IMF for France: High uncertainty, fiscal consolidation measures are required

Its financial situation is being alarmed by the IMF. In a report by the IMF, although it predicts that France’s growth is projected to converge to its potential rate of 1.3% this year from 1.1% in 2023, it notes that prospects are still subject to high uncertainties. Political fragmentation and uncertainty at home, particularly after the outcome of the election that the New People’s Front first demonstrated and without a government formation, could delay fiscal consolidation and reform efforts, burdening trust and public finances. As regards abroad, downward risks continue, including the escalation of geopolitical tensions and a sharp global slowdown on key trading partners, which could also significantly affect prospects. On the contrary, as the IMF points out, the fastest reform dynamics in France and at EU level could mitigate these risks. It is noted that the French economy remained resistant to recent shocks and achieved a gradual recovery, however, tackling the crisis and slowing down the expected growth have burdened public finances, reducing the fiscal space in a period of increasing investment needs for green and digital transition.
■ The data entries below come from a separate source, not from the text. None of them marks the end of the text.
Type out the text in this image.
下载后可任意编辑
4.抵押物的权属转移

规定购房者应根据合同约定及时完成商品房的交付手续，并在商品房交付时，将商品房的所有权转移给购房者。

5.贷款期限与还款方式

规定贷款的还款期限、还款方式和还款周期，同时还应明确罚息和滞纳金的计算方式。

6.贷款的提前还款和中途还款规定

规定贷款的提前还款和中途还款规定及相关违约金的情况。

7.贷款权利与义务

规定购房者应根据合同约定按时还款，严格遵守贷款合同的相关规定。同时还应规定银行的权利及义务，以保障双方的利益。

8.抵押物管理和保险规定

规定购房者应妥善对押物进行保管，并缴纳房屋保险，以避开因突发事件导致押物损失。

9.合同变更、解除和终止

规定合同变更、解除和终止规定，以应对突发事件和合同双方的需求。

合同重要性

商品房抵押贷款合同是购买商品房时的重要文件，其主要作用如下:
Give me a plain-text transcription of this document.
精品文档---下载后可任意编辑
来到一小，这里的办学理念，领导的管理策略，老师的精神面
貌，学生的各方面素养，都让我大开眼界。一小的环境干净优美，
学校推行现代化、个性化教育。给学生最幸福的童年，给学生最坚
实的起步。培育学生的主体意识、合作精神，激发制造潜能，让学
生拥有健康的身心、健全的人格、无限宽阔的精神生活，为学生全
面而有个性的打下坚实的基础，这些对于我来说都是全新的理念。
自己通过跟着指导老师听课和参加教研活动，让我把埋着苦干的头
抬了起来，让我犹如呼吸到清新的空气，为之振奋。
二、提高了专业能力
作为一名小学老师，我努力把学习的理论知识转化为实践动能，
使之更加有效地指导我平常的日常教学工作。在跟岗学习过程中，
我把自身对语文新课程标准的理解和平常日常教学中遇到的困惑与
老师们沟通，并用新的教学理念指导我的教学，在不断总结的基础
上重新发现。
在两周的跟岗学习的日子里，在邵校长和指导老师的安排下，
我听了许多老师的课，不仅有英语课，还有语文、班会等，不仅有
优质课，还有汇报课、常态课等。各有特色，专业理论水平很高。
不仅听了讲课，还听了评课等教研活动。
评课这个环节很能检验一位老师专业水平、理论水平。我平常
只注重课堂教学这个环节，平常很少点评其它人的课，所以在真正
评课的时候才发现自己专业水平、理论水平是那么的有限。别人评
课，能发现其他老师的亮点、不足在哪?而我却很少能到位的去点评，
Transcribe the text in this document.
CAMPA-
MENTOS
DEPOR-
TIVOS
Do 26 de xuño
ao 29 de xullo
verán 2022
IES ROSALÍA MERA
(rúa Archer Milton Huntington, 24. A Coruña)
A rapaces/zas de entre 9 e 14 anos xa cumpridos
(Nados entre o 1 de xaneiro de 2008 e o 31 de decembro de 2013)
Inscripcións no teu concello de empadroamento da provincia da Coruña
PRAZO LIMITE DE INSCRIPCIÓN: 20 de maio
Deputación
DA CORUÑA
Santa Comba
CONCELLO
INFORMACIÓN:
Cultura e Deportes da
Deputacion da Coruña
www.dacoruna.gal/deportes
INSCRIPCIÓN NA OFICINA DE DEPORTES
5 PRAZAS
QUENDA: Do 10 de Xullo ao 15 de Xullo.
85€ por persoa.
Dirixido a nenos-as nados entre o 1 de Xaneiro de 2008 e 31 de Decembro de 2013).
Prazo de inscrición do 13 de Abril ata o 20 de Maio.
In this context, it is proposed to shift focus towards rebuilding budgetary stocks and achieving a sustainable modernisation of the economy, with a well-defined and reliable plan of measures to support fiscal consolidation plans. The IMF underlines the need for substantial additional efforts to reduce the deficit below 3% of GDP by 2027 and to put debt firmly on a declining path. It complements that the adaptation will contribute to enhancing France’s resilience to shocks by noting how the future development of public finances remains exposed to an increase in state spreads or a decrease in growth. The Fund therefore proposes that fiscal consolidation should focus on rationalising current expenditure while maintaining room for development-friendly investment.